We determined the sensitivity and specificity of MyoD1, myogenin, and PAX-FKHR transcripts as RMS markers and used them to study prospectively by reverse-transcriptase polymerase chain reaction (RT-PCR) a series of consecutive unselected RMS patients enrolled in the Italian Association of Pediatric Hematology and Oncology national trial. Prevalence of minimal disseminated disease (MDD) and its response kinetics to chemotherapy were assessed.


MyoD1 and myogenin were specifically associated with RMS, independently of histologic subtype, whereas PAX3/7-FKHR transcripts were expressed only in ARMS. Sensitivity was higher for MyoD1 compared with myogenin and PAX-FKHR. Out of a cohort of 40 patients, MDD positivity was limited to ARMS, with the sole exception of 1 ERMS. Prevalence of MDD positivity increased when a real-time polymerase chain reaction approach was used on a subgroup of patients. RT-PCR was more sensitive than microscopic examination of bone marrow biopsies. The study of the response kinetics of MDD showed that in approximately half of the cases, bone marrow was cleared of disease after 1 cycle of chemotherapy.

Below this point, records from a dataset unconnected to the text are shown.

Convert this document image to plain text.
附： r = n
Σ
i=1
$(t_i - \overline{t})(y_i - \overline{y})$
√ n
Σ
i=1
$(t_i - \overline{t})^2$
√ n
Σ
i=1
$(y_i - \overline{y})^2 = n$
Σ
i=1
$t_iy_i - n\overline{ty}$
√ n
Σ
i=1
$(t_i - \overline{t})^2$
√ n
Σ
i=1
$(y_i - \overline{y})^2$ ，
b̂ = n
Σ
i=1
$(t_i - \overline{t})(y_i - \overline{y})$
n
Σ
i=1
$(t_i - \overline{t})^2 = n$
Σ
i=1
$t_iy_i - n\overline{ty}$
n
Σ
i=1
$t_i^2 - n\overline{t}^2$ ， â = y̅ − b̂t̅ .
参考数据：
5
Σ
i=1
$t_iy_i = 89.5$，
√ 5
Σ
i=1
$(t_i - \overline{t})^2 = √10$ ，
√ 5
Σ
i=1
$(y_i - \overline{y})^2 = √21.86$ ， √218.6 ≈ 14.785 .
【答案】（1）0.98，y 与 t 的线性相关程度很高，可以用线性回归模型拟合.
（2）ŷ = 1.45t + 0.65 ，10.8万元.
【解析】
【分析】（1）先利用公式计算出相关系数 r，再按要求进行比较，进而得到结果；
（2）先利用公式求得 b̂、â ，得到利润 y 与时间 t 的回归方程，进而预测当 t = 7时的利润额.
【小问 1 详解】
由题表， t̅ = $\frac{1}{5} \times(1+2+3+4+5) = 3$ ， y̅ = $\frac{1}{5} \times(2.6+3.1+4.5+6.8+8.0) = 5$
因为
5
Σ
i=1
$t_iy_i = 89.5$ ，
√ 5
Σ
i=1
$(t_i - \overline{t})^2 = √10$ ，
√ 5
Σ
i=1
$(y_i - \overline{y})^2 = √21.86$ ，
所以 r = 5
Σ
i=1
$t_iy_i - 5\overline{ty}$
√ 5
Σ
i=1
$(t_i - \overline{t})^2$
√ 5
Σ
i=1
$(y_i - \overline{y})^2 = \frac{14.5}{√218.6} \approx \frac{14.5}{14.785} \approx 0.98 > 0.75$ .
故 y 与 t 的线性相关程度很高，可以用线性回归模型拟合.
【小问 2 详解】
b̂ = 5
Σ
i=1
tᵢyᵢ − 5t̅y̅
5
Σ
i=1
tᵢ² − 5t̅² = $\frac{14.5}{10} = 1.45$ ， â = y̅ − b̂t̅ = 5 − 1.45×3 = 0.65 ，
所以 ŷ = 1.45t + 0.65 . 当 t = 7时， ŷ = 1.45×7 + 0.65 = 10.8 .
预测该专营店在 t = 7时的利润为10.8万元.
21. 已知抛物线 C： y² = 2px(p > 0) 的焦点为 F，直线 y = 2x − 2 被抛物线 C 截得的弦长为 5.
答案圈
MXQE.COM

MyoD1 and myogenin transcripts can be used as tumor markers for MDD assessment in virtually all RMS cases, whereas PAX-FKHR is specific for ARMS. Sensitivity of RT-PCR methods was superior compared with standard morphologic assays. Our study suggests that bone marrow involvement is more common in ARMS compared with ERMS, and that MDD can be often cleared by the initial chemotherapy cycles. Cancer 2006. © 2006 American Cancer Society.